We can use the gradient to ensure we are taking the direction of the fastest descent at each step. However, we still need to figure out how to choose a good step size. Let's take another look at the gradient descent rule:

$$\bold{x}_{k+1} = \bold{x}_k - \gamma \cdot \nabla f(\bold{x}_k)$$We can think of the step size as a factor that scales the effect the gradient has on each iteration. To see this scaling effect in action, let's run the previous example, but with $\gamma = 0.01$ and $\gamma=1.1$ this time.

With $\gamma = 0.01$, we get:

We can see this time it took many more points to descend. In fact, in order to achieve an $\bold{x}_{k}$ located within a distance of 0.08 units from the true minimizer $\bold{x}^*$, it would take us about $k=155$ iterations (more than x10 times!).

With $\gamma=1.1$, we get:

For this one, we can see that we are not even going down! At three iterations, the value of $z$ continues to increase and it will continue indefinitely. This happens because the step is too large, so it will always overshoot and miss the minimum, going from one side of the paraboloid to the other, increasing $z$ as the surface expands upwards. In fact, $z = 658.38$ for the same $k=15$ from before (with $\bold{z}_{k=15}$ being almost 660 units away from the true minimizer!)

Good steps

As we saw, this method is very sensitive to changes in step size. A poor choice for this parameter could result in a drudgingly slow convergence for the sequence, or it could even result in no convergence at all.

So, how do we find a good step size? First, we want to make sure $f(\bold{x}_{k+1}) < f(\bold{x}_k)$ for each iteration (that way we know we are actually descending). Later on, we will see that this is formally known as the Armijo rule.

In practice, one way to fulfill this rule would be to pick an initial value for $\gamma = \gamma_0$ and compute $f(\bold{x}_k - \gamma_0 \cdot \nabla f(\bold{x}_k))$. Then, we try again with a new $\gamma = \gamma_1 = \frac{\gamma_0 }{2}$, then with a $\gamma = \gamma_2 = \frac{\gamma_1}{2}$ and so on, until

$$f(\bold{x}_k - \gamma \cdot \nabla f(\bold{x}_k)) < f(\bold{x}_k)$$Making sure to stop when $\gamma$ gets too small (this way we prevent a slow convergence). Repeating this process for each iteration $k$.

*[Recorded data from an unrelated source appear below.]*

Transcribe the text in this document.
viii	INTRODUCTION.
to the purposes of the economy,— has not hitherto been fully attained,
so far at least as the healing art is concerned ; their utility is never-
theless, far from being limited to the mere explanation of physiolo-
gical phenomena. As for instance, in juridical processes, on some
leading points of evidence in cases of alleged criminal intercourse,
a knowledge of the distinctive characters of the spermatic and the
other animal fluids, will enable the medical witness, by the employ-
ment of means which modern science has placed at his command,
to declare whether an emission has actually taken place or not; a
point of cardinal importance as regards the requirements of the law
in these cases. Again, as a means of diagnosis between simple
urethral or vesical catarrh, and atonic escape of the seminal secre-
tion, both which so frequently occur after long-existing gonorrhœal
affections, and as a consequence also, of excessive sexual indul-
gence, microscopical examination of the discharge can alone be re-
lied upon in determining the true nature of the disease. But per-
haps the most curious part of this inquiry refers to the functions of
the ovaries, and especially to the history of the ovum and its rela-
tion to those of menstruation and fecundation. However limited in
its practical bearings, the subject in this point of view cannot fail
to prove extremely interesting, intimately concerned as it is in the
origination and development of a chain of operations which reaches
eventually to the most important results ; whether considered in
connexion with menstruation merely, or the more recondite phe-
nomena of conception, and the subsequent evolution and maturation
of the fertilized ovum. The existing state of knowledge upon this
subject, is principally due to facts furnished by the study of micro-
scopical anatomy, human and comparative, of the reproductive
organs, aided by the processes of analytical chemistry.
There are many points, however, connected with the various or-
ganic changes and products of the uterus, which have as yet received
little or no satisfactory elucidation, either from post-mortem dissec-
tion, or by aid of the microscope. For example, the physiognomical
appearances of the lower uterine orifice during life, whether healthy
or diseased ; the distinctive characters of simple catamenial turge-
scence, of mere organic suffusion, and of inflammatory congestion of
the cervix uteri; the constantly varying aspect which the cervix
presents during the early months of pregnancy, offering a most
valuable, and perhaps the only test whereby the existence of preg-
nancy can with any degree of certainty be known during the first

However, in order to achieve the exact steepest descent, we need to solve the following single-variable optimization problem:

$$\gamma_k = \argmin_{\gamma} f(\bold{x}_k - \gamma \cdot \nabla f(\bold{x}_k))$$This will give us a large enough step size to reach the minimum value that the function can take for the next iteration (out of all the possibilities associated with each possible value $\gamma$), securing $f(\bold{x}_{k+1}) \leq f(\bold{x}_k)$ at that step. This single-valued optimization problem can be solved with any of the methods we are already familiar with.

Conclusion

In this topic, we have learned the following:

• The directional derivative can tell us how much change will result from moving in a specific direction from a given point.
• The gradient vector evaluated at a given location will point to the direction of maximum increase from that location.
• The gradient descent method uses the negative gradient vector as the search direction for each step, ensuring the direction of steepest descent at each step.
• The method is very sensitive to the choice of step size. A poor choice might lead us to a slow converge, or no convergence at all. The process of choosing a good step size is an optimization problem in itself.